There were 356 households, of which 30.1% had children under the age of 18 living with them, 51.7% were married couples living together, 9.6% had a female householder with no husband present, 2.0% had a male householder with no wife present, and 36.8% were non-families. 34.0% of all households were made up of individuals, and 15.5% had someone living alone who was 65 years of age or older. The average household size was 2.34 and the average family size was 3.01.

The median age in the city was 41.1 years. 25.8% of residents were under the age of 18; 6.5% were between the ages of 18 and 24; 22.2% were from 25 to 44; 25% were from 45 to 64; and 20.5% were 65 years of age or older. The gender makeup of the city was 48.2% male and 51.8% female.

===2000 census===
As of the census of 2000, there were 887 people, 361 households, and 237 families living in the city. The population density was 706.9 PD/sqmi. There were 381 housing units at an average density of 303.6 /sqmi. The racial makeup of the city was 97.29% White, 0.11% African American, 0.23% Native American, 0.11% Asian, 1.92% from other races, and 0.34% from two or more races. Hispanic or Latino of any race were 3.16% of the population.

There were 361 households, out of which 30.5% had children under the age of 18 living with them, 54.3% were married couples living together, 8.3% had a female householder with no husband present, and 34.1% were non-families. 30.7% of all households were made up of individuals, and 15.5% had someone living alone who was 65 years of age or older. The average household size was 2.32 and the average family size was 2.91.

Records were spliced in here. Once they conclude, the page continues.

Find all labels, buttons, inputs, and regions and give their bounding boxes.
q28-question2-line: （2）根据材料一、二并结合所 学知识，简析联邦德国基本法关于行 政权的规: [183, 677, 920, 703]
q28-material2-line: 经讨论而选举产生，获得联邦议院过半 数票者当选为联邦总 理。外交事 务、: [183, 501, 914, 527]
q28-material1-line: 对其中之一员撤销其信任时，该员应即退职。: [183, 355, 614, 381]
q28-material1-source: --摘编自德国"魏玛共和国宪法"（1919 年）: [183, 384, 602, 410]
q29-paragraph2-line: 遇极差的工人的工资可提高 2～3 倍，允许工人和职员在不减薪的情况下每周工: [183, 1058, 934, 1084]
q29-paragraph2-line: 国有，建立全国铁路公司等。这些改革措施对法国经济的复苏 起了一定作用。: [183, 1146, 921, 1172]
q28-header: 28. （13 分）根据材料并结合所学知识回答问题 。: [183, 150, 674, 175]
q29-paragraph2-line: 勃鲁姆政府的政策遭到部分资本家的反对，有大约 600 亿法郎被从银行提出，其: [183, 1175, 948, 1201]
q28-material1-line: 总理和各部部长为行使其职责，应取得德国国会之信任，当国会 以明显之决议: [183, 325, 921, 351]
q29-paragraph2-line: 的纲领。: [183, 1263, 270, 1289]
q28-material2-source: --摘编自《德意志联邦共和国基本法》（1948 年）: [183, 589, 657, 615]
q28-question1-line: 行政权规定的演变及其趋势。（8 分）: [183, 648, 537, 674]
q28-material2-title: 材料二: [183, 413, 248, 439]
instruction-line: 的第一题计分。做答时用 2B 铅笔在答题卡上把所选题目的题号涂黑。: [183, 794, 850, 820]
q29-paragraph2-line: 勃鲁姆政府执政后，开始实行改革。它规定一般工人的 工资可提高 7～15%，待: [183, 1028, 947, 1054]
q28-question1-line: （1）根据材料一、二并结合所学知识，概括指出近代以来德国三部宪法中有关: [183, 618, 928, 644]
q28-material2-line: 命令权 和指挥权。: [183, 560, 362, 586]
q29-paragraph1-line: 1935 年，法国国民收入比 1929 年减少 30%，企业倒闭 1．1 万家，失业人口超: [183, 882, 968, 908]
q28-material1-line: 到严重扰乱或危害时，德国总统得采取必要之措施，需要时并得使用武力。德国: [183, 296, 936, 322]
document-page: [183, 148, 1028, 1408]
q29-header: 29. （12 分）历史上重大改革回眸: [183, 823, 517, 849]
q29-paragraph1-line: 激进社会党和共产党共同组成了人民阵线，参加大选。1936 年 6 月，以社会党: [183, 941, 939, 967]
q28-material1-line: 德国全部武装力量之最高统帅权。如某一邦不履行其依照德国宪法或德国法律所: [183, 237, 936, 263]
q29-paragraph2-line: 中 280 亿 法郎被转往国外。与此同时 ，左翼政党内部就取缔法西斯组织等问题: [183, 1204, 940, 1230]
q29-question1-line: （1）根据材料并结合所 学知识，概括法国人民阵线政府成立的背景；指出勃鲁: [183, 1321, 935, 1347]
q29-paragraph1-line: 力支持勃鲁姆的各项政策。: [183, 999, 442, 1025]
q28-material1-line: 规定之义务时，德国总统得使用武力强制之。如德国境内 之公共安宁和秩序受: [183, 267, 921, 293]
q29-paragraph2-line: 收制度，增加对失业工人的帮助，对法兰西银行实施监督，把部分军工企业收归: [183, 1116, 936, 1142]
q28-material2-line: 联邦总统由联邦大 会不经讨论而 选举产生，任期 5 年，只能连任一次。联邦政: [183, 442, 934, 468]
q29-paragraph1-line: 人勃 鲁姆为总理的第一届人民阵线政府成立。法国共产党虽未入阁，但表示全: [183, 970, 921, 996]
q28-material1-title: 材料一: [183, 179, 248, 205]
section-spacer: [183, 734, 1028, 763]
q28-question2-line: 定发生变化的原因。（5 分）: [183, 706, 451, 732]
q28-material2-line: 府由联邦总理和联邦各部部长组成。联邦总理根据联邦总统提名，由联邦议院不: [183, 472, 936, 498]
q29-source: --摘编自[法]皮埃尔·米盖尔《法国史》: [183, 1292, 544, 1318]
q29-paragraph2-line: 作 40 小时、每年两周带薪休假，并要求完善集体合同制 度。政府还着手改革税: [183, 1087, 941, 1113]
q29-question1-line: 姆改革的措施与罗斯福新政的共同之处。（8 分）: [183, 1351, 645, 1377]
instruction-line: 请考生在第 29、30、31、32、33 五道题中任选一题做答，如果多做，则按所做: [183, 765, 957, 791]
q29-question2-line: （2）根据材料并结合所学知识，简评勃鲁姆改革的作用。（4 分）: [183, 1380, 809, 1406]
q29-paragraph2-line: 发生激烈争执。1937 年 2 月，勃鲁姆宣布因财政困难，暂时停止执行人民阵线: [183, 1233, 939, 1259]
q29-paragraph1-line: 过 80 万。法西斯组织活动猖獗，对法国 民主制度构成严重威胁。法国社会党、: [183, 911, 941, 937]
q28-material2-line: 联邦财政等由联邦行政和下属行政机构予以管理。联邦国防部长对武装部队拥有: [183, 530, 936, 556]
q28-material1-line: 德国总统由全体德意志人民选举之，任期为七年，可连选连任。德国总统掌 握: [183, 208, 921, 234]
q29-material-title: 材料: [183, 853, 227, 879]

24.6% were under the age of 18, 4.6% from 18 to 24, 25.1% from 25 to 44, 17.9% from 45 to 64, and 27.7% were 65 years of age or older. The median age was 42 years. For every 100 females, there were 91.2 males. For every 100 females age 18 and over, there were 86.9 males.

The median income for a household in the city was $31,204, and the median income for a family was $33,594. Males had a median income of $29,886 versus $19,286 for females. The per capita income for the city was $13,554. About 9.2% of families and 8.7% of the population were below the poverty line, including 10.6% of those under age 18 and 6.4% of those age 65 or over.

==Education==
Newell is served by the Newell-Fonda Community School District, which operates Newell-Fonda High School in Newell.

==Notable people==
- George L. Dobson (1861-1919). Iowa Secretary of State, lived in Newell and served as mayor of Newell.